A Brownian particle with diffusion coefficient D is confined to a bounded domain Ω by a reflecting boundary, except for a small absorbing window $$\partial\Omega_a$$. The mean time to absorption diverges as the window shrinks, thus rendering the calculation of the mean escape time a singular perturbation problem.
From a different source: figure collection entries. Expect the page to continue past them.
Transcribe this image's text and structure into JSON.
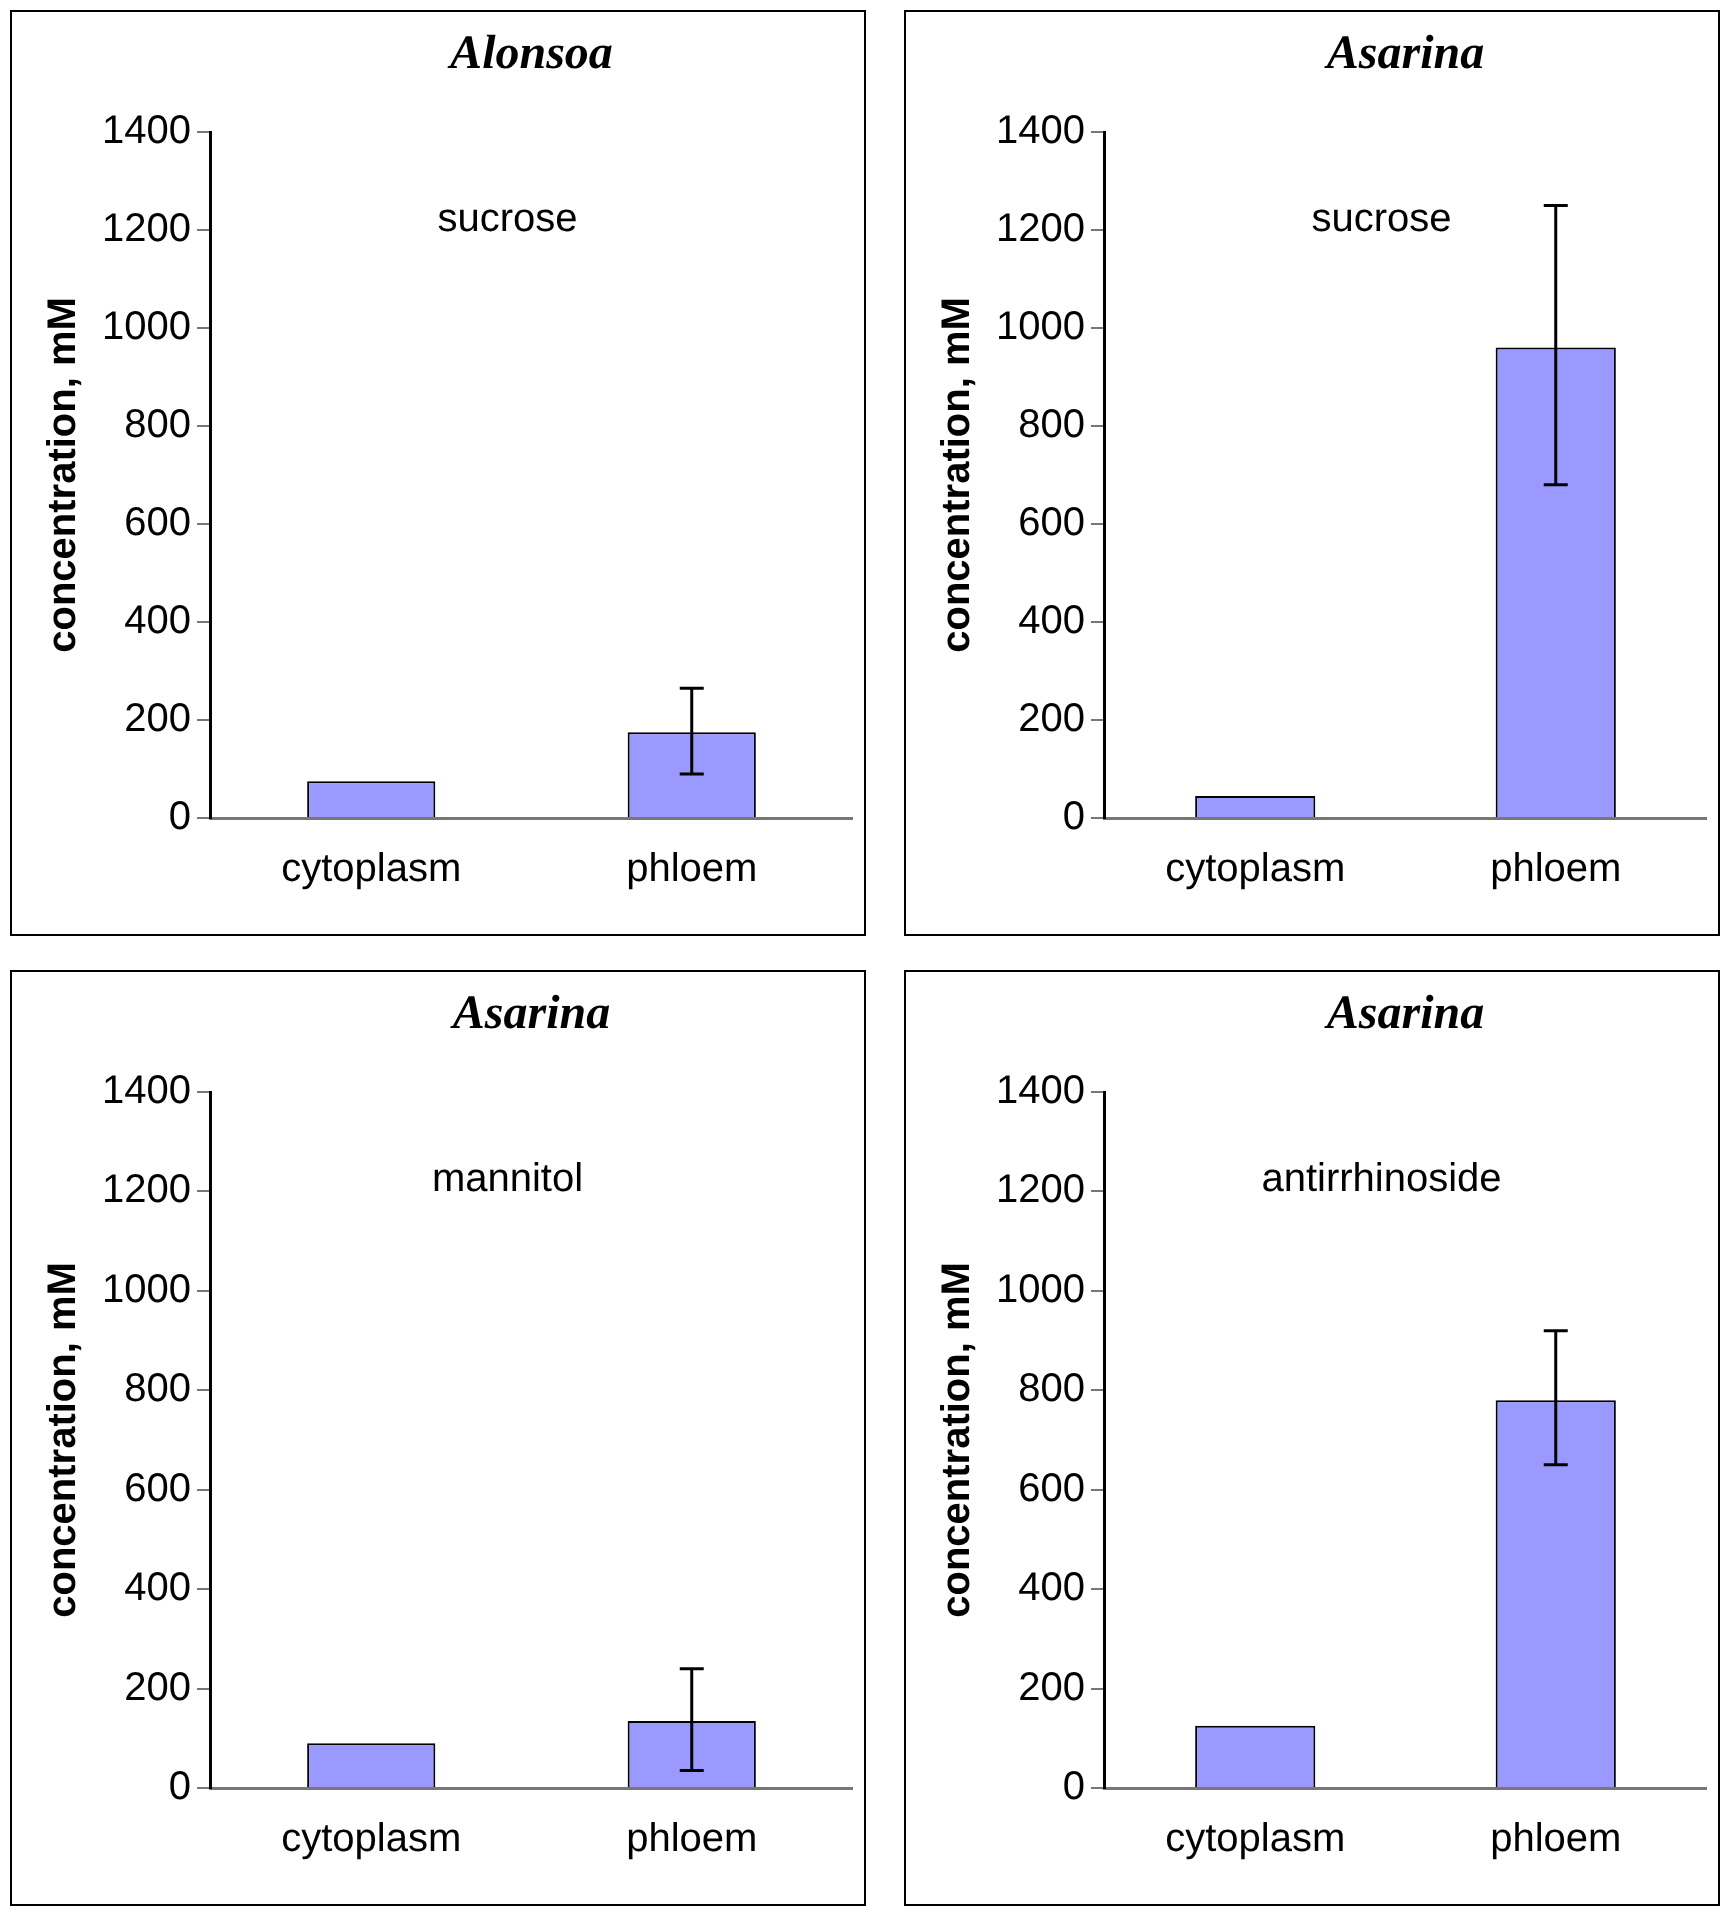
{
  "chart_data": [
    {
      "type": "bar",
      "title": "Alonsoa",
      "ylabel": "concentration, mM",
      "annotations": [
        "sucrose"
      ],
      "categories": [
        "cytoplasm",
        "phloem"
      ],
      "values": [
        75,
        175
      ],
      "errors": [
        null,
        [
          90,
          265
        ]
      ],
      "color": "#9999ff",
      "ylim": [
        0,
        1400
      ],
      "yticks": [
        0,
        200,
        400,
        600,
        800,
        1000,
        1200,
        1400
      ],
      "grid": false
    },
    {
      "type": "bar",
      "title": "Asarina",
      "ylabel": "concentration, mM",
      "annotations": [
        "sucrose"
      ],
      "categories": [
        "cytoplasm",
        "phloem"
      ],
      "values": [
        45,
        960
      ],
      "errors": [
        null,
        [
          680,
          1250
        ]
      ],
      "color": "#9999ff",
      "ylim": [
        0,
        1400
      ],
      "yticks": [
        0,
        200,
        400,
        600,
        800,
        1000,
        1200,
        1400
      ],
      "grid": false
    },
    {
      "type": "bar",
      "title": "Asarina",
      "ylabel": "concentration, mM",
      "annotations": [
        "mannitol"
      ],
      "categories": [
        "cytoplasm",
        "phloem"
      ],
      "values": [
        90,
        135
      ],
      "errors": [
        null,
        [
          35,
          240
        ]
      ],
      "color": "#9999ff",
      "ylim": [
        0,
        1400
      ],
      "yticks": [
        0,
        200,
        400,
        600,
        800,
        1000,
        1200,
        1400
      ],
      "grid": false
    },
    {
      "type": "bar",
      "title": "Asarina",
      "ylabel": "concentration, mM",
      "annotations": [
        "antirrhinoside"
      ],
      "categories": [
        "cytoplasm",
        "phloem"
      ],
      "values": [
        125,
        780
      ],
      "errors": [
        null,
        [
          650,
          920
        ]
      ],
      "color": "#9999ff",
      "ylim": [
        0,
        1400
      ],
      "yticks": [
        0,
        200,
        400,
        600,
        800,
        1000,
        1200,
        1400
      ],
      "grid": false
    }
  ]
}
In the three-dimensional case, we construct an asymptotic approximation when the window is an ellipse, assuming the large semi axis a is much smaller than $$|\Omega|^{1/3}$$ ($$|\Omega|$$ is the volume), and show that the mean escape time is $$E\tau\sim{\frac{|\Omega|}{2\pi Da}} K(e)$$, where e is the eccentricity and $$K(\cdot)$$ is the complete elliptic integral of the first kind. In the special case of a circular hole the result reduces to Lord Rayleigh's formula $$E\tau\sim{\frac{|\Omega|}{4aD}}$$, which was derived by heuristic considerations. For the special case of a spherical domain, we obtain the asymptotic expansion $$E\tau={\frac{|\Omega|}{4aD}} [1+\frac{a}{R} \log \frac{R}{a} + O(\frac{a}{R})]$$. This result is important in understanding the flow of ions in and out of narrow valves that control a wide range of biological and technological function. If Ω is a two-dimensional bounded Riemannian manifold with metric g and $$\varepsilon=|\partial\Omega_a|_g/|\Omega|_g\ll1$$, we show that $$E\tau ={\frac{|\Omega|_g}{D\pi}}[\log{\frac{1}{\varepsilon}}+O(1)]$$. This result is applicable to diffusion in membrane surfaces.